My monthly column for OSV Newsweekly.

Pope Francis has challenged us to find more effective ways to bring Christ to the world. So this year,  let’s resolve — both as individuals and as a Church — to adopt a new approach to ministry that focuses on nourishing the seeds of faith instead of the current model that obsesses over why barren land is so … barren. Let me explain.

The Church is rightly concerned about many problems. How can we retain our teens and young adults? How can we help couples live the Catholic vision of love and marriage? How can we do a better job of ministering to marginalized persons — especially the divorced and remarried, as well as LGBT persons? How can we build a Church of intentional disciples? But year after year, despite our best efforts, polls show that the Church is losing people at a constant rate. The more energy we put into our current approach to ministry, the worse the results are.

What to do?

I believe the answer can be found in something Abraham Maslow once said about clinical psychology: namely, that its focus on disease led to a “sick psychology” that could tell people what was wrong with them but could never give them a clear way out. His comments became the seeds of the “positive psychology” movement founded in the late ’90s by psychologist Martin Seligman. Positive psychology is the science of human flourishing. It does not ignore common psychological maladies like depression, anxiety and all the rest, but approaches them from a different angle. Instead of looking at what is “broken” in the person, positive psychology studies what, exactly, leads people to experience happiness and fulfillment. It then teaches those skills to people who are struggling so that they can experience abundance in their lives as well.
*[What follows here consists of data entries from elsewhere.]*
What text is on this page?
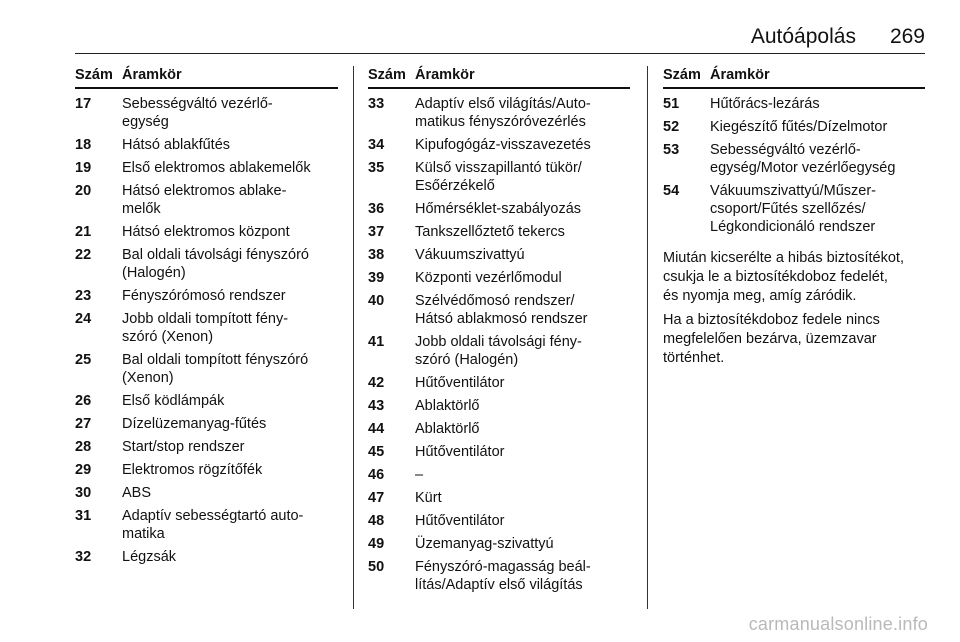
Autóápolás 269
Szám Áramkör
17	Sebességváltó vezérlő-
egység
18	Hátsó ablakfűtés
19	Első elektromos ablakemelők
20	Hátsó elektromos ablake-
melők
21	Hátsó elektromos központ
22	Bal oldali távolsági fényszóró
(Halogén)
23	Fényszórómosó rendszer
24	Jobb oldali tompított fény-
szóró (Xenon)
25	Bal oldali tompított fényszóró
(Xenon)
26	Első ködlámpák
27	Dízelüzemanyag-fűtés
28	Start/stop rendszer
29	Elektromos rögzítőfék
30	ABS
31	Adaptív sebességtartó auto-
matika
32	Légzsák
Szám Áramkör
33	Adaptív első világítás/Auto-
matikus fényszóróvezérlés
34	Kipufogógáz-visszavezetés
35	Külső visszapillantó tükör/
Esőérzékelő
36	Hőmérséklet-szabályozás
37	Tankszellőztető tekercs
38	Vákuumszivattyú
39	Központi vezérlőmodul
40	Szélvédőmosó rendszer/
Hátsó ablakmosó rendszer
41	Jobb oldali távolsági fény-
szóró (Halogén)
42	Hűtőventilátor
43	Ablaktörlő
44	Ablaktörlő
45	Hűtőventilátor
46	–
47	Kürt
48	Hűtőventilátor
49	Üzemanyag-szivattyú
50	Fényszóró-magasság beál-
lítás/Adaptív első világítás
Szám Áramkör
51	Hűtőrács-lezárás
52	Kiegészítő fűtés/Dízelmotor
53	Sebességváltó vezérlő-
egység/Motor vezérlőegység
54	Vákuumszivattyú/Műszer-
csoport/Fűtés szellőzés/
Légkondicionáló rendszer
Miután kicserélte a hibás biztosítékot,
csukja le a biztosítékdoboz fedelét,
és nyomja meg, amíg záródik.
Ha a biztosítékdoboz fedele nincs
megfelelően bezárva, üzemzavar
történhet.
carmanualsonline.info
Despite early concerns that such an approach would be unrelatable or insensitive to people who were struggling with real problems, hundreds of studies over the last 20 years have shown that positive psychology has transformed countless lives with its solution-focused, growth-oriented, wisdom-based approach.

Sick vs. healthy ministry

What does all this have to do with Church ministry? Everything. Since the late 1960s our ministry has been profoundly influenced by old-fashioned psychological models that focus on diagnosing problems rather than seeking solutions. We’ve all fallen into asking problem-focused questions like, “Why don’t young adults stay faithful?” “Why don’t couples use Natural Family Planning?” “Why don’t LGBT people, divorced people or others in ‘irregular situations’ feel welcome?” These questions seem superficially helpful, but they merely grind down on the problem without leading us to any clear solutions.

More contemporary liturgies? More traditional liturgies? Scrap NFP training? Require NFP training? Change doctrine? Toughen up on doctrine? Without any data to support a clear way forward, we merely react out of our personal biases, asserting “solutions” rooted less in either faith or facts than in secular, conservative or progressive ideologies.

A better way

In the new year, let’s adopt a “positive ministry” approach that looks at what works instead of what doesn’t. Let’s find Catholics who have struggled with real human challenges in a way that led to deeper faith and greater personal integration. Let’s ask them how they made the Faith work despite their challenging circumstances and teach those skills to those who are struggling.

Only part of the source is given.